4. A sports bra in gym class
Everyone knows that only lesbians are athletes. Just because I play sports after school doesn’t mean I have to sweat through my mega push-up bra (that I’m wearing because I am a 16-year-old girl and we are the only ones who actually purchase these torture chambers). If I actually tried, then maybe I’d beat a boy. And boys don’t like when girls beat them. And I want them to like me.
5. Shorts longer than a quarter inch
My inseam needs to be just shy of risking a lip slip because boys like looking at girls’ butts and I do what boys like. I don’t look at girls’ butts though. Because I’m straight.
6. Bare nails
You know who else besides lesbians don’t wear nail polish? Dudes! And what else do they have in common? They like girls! Not me though! I paint my nails pussy pink to let everyone know I am NOT interested in women.
7. Oversized shirt
This may be the style now, but when I was in high school, everything had to be tight. Like white on rice. Or me on boys! Because I’m straight, remember??
8. Dress pants
One time I had to wear dress pants to a funeral and I felt like a powerful woman. Like Bette Porter from The L Word. Who is a lesbian. Ipso facto, only lesbians wear dress pants.

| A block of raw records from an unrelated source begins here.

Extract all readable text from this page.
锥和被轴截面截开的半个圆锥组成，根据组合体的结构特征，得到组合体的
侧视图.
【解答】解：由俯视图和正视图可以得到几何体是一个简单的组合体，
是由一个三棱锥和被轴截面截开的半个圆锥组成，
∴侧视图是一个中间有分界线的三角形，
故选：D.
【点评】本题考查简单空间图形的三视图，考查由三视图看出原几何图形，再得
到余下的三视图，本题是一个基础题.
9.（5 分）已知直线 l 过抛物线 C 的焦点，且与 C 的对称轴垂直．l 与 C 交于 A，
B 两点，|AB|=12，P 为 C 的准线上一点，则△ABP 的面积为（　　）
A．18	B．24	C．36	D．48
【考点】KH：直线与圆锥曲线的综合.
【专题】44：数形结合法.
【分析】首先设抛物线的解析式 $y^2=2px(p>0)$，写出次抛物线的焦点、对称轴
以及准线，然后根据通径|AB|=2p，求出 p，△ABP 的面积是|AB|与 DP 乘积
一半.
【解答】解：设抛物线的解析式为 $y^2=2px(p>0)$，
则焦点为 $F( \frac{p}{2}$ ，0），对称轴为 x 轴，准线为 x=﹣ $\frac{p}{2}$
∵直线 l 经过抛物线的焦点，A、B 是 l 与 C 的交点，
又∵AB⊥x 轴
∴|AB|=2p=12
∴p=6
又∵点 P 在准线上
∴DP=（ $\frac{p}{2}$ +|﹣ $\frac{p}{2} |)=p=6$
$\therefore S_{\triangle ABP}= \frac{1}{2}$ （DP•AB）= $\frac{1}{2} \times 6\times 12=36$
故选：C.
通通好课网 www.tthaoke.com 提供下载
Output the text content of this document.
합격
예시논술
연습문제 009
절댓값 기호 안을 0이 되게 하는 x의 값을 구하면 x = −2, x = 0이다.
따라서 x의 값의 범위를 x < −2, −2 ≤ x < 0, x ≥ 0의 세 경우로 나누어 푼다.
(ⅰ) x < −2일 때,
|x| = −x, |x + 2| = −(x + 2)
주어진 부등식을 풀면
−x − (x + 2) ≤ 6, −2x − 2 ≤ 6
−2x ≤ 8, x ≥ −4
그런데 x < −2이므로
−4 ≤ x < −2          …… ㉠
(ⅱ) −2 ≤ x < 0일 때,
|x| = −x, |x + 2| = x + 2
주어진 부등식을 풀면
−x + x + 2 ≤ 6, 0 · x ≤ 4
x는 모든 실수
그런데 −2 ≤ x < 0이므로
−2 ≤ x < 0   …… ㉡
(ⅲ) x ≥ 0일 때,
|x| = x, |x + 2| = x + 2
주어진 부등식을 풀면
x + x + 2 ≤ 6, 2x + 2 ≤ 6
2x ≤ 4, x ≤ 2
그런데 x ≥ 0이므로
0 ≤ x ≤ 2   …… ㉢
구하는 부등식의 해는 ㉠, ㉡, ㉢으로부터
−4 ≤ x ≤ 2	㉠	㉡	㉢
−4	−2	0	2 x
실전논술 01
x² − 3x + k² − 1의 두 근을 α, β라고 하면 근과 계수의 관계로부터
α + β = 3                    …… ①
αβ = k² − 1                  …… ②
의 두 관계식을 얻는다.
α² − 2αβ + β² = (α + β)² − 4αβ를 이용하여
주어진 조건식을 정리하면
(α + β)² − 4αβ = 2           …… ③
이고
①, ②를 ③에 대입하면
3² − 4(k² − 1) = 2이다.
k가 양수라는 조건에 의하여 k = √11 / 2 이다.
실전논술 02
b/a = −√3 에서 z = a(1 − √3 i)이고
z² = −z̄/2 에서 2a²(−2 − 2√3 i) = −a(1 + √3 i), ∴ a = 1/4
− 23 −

When I was in high school something inside me told me that being lesbian meant being masculine, and being masculine meant being ugly. I was the only person who saw the lesbian that I was trying to hide, but I still rejected her. “That couldn’t be me,” I thought, “I barely fit the stereotype. I HAVE to be straight.” This black-and-white style of thinking didn’t let me see the rainbow of opportunities that people could be (hehe, get it?). I could be girly and gay just like I could be manly and man-loving. There was no one “look” that determines someone’s sexuality.
Even after I came out, I am still not recognized as a lesbian unless I am kissing my girlfriend in public, and even then, people are still convinced that we’re just putting on a show. I had the opposite dilemma; when I went out to gay bars, I tried desperately to “look gay.” Had I learned nothing? I feel best when I’m not trying to look straight, gay, or anything else but myself.
I still have a very feminine style, but after getting over my irrational compulsion to look a certain way, I’ve been able to pull off some looks girls would only dream to. But more importantly, I’ve worn clothes my high school self would have been mortified over. Which is fine with me, because she was kind of a judgmental bitch anyway.